Simply put, in this example, if 10,000 patients with this profile were to undergo a low radiation dose heart scan, 1,000 heart deaths may potentially be prevented at the risk of two additional persons developing cancer. While the calculated risk from radiation is a lifetime risk, the heart risk given in this example is only based on a 10-year risk and hence, will also increase substantially when a longer period is considered.
For patients with chest symptoms, the likelihood of finding significant heart disease is much higher than in those with no symptoms. Hence, the benefits of doing heart scans when compared to radiation risks are even more substantial.
Benefits and risks of therapeutic cardiac procedures
Cardiac procedures that are used to treat heart conditions may sometimes carry significant risks.

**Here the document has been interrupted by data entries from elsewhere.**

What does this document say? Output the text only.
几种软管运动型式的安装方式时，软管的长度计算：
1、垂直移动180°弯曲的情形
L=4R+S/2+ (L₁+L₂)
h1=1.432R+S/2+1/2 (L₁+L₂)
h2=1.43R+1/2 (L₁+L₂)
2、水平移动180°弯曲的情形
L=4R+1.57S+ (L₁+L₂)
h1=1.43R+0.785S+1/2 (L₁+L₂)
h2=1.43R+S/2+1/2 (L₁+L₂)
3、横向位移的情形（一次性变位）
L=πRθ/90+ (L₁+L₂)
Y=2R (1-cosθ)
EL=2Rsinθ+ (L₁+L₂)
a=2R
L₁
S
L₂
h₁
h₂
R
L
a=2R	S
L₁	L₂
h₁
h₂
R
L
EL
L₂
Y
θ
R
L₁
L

In a recent 2013 editorial in Circulation Arrhythmia and Electrophysiology journal, the author addressed the issue of treatment for atrial fibrillation (AF), the commonest abnormal heart rhythm in the elderly.
As AF is associated with an increased risk of stroke, one of the techniques currently being used is radiofrequency ablation which involves the insertion of catheters into the heart and burning a ring around the heart tissue to isolate foci which trigger AF. However, in recent years, concerns have been raised about the presence of asymptomatic strokes following radiofrequency ablation, with a reported incidence of asymptomatic stroke as high as 39 per cent. In a worldwide survey by Cappato published in the Journal of the American College of Cardiology in 2009, the major complication rate was 4.5 per cent. For every 10,000 procedures, there were 15 deaths, 23 major strokes and 71 transient strokes. In addition, the success rate is about 2 out of 3 and there is a high rate of recurrence of AF following radiofrequency ablation.

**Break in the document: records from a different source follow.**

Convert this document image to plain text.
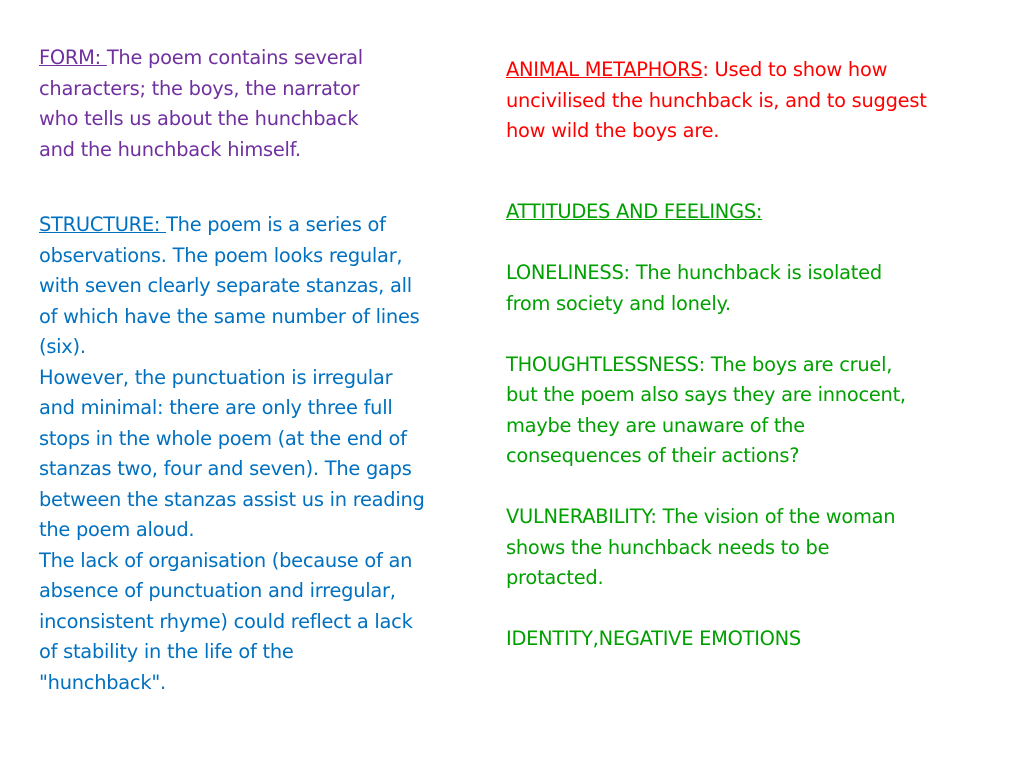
FORM: The poem contains several
characters; the boys, the narrator
who tells us about the hunchback
and the hunchback himself.
STRUCTURE: The poem is a series of
observations. The poem looks regular,
with seven clearly separate stanzas, all
of which have the same number of lines
(six).
However, the punctuation is irregular
and minimal: there are only three full
stops in the whole poem (at the end of
stanzas two, four and seven). The gaps
between the stanzas assist us in reading
the poem aloud.
The lack of organisation (because of an
absence of punctuation and irregular,
inconsistent rhyme) could reflect a lack
of stability in the life of the
"hunchback".
ANIMAL METAPHORS: Used to show how
uncivilised the hunchback is, and to suggest
how wild the boys are.
ATTITUDES AND FEELINGS:
LONELINESS: The hunchback is isolated
from society and lonely.
THOUGHTLESSNESS: The boys are cruel,
but the poem also says they are innocent,
maybe they are unaware of the
consequences of their actions?
VULNERABILITY: The vision of the woman
shows the hunchback needs to be
protacted.
IDENTITY,NEGATIVE EMOTIONS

Hence, given the risks of the procedure and the high recurrence rate, medication should be considered first before considering radiofrequency ablation as an option. In contrast, there is very little doubt that opening the blocked heart artery during an acute heart attack with balloon and stent techniques has substantial benefits for the patient as compared to the risks.

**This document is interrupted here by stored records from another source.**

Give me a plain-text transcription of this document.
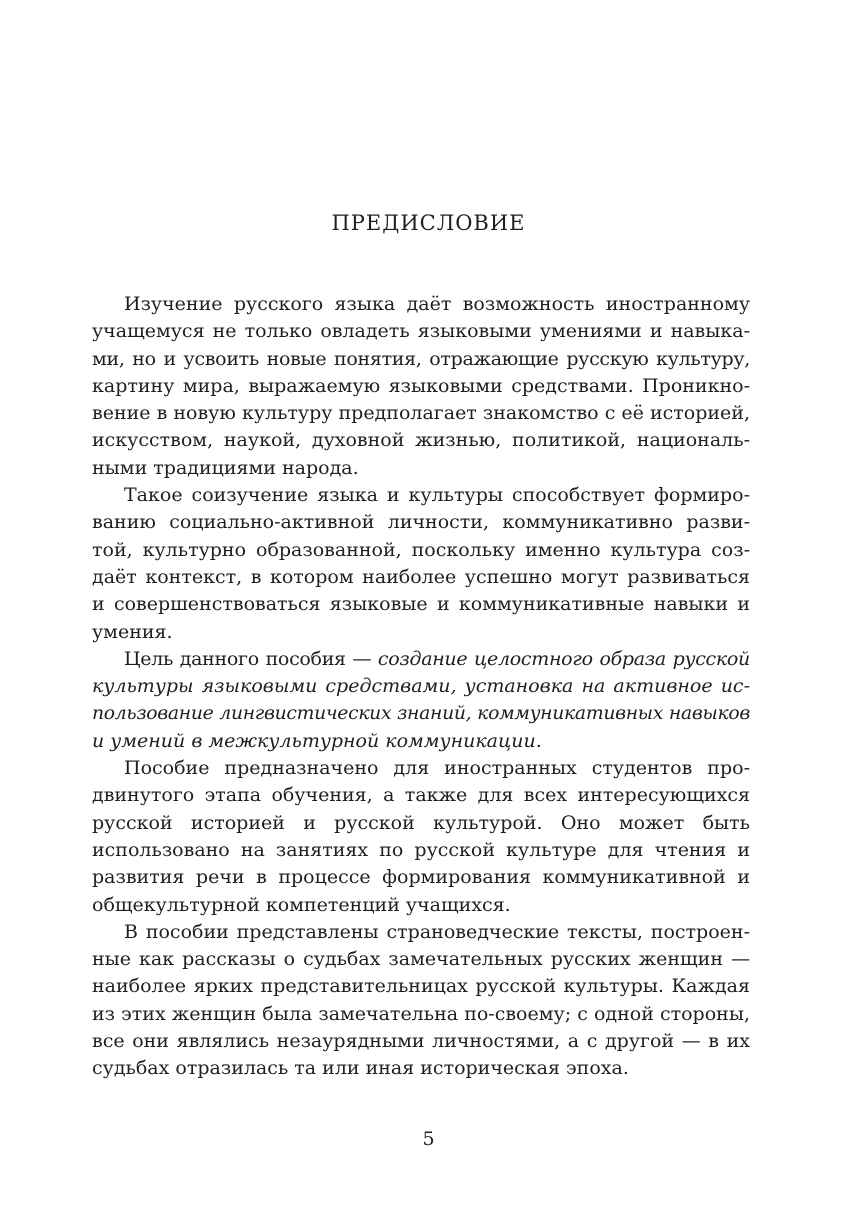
ПРЕДИСЛОВИЕ
Изучение русского языка даёт возможность иностранному
учащемуся не только овладеть языковыми умениями и навыка-
ми, но и усвоить новые понятия, отражающие русскую культуру,
картину мира, выражаемую языковыми средствами. Проникно-
вение в новую культуру предполагает знакомство с её историей,
искусством, наукой, духовной жизнью, политикой, националь-
ными традициями народа.
Такое соизучение языка и культуры способствует формиро-
ванию социально-активной личности, коммуникативно разви-
той, культурно образованной, поскольку именно культура соз-
даёт контекст, в котором наиболее успешно могут развиваться
и совершенствоваться языковые и коммуникативные навыки и
умения.
Цель данного пособия — создание целостного образа русской
культуры языковыми средствами, установка на активное ис-
пользование лингвистических знаний, коммуникативных навыков
и умений в межкультурной коммуникации.
Пособие предназначено для иностранных студентов про-
двинутого этапа обучения, а также для всех интересующихся
русской историей и русской культурой. Оно может быть
использовано на занятиях по русской культуре для чтения и
развития речи в процессе формирования коммуникативной и
общекультурной компетенций учащихся.
В пособии представлены страноведческие тексты, построен-
ные как рассказы о судьбах замечательных русских женщин —
наиболее ярких представительницах русской культуры. Каждая
из этих женщин была замечательна по-своему; с одной стороны,
все они являлись незаурядными личностями, а с другой — в их
судьбах отразилась та или иная историческая эпоха.
5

When you are required to do a heart test or procedure, do remember a few Golden rules: Firstly, when a diagnostic heart test is required, a non-invasive option which has no harmful radiation is preferred.
Second, if blockage of the heart artery is suspected, always opt for a non-invasive test first before considering an invasive test.
Third, if invasive coronary angiography is proposed to confirm the presence of significant blockage of the heart artery, a CT scan of the heart arteries may be considered as an alternative as it is non-invasive. For young adults and women, a magnetic resonance imaging scan of the heart arteries, if available, will be a good alternative for women and young adults as the procedure carries no radiation risk and does not require any injection.
Fourthly, before undergoing any non-invasive scan of the heart that has harmful radiation, it may be good to understand the amount of radiation exposure from the test.
Lastly, if you are undergoing a heart procedure, you may want to understand the risk of both major complications and the risk of “silent” complications such as “silent” strokes. While the “silent” strokes may not be obvious, they can contribute to memory and cognitive impairment in later years.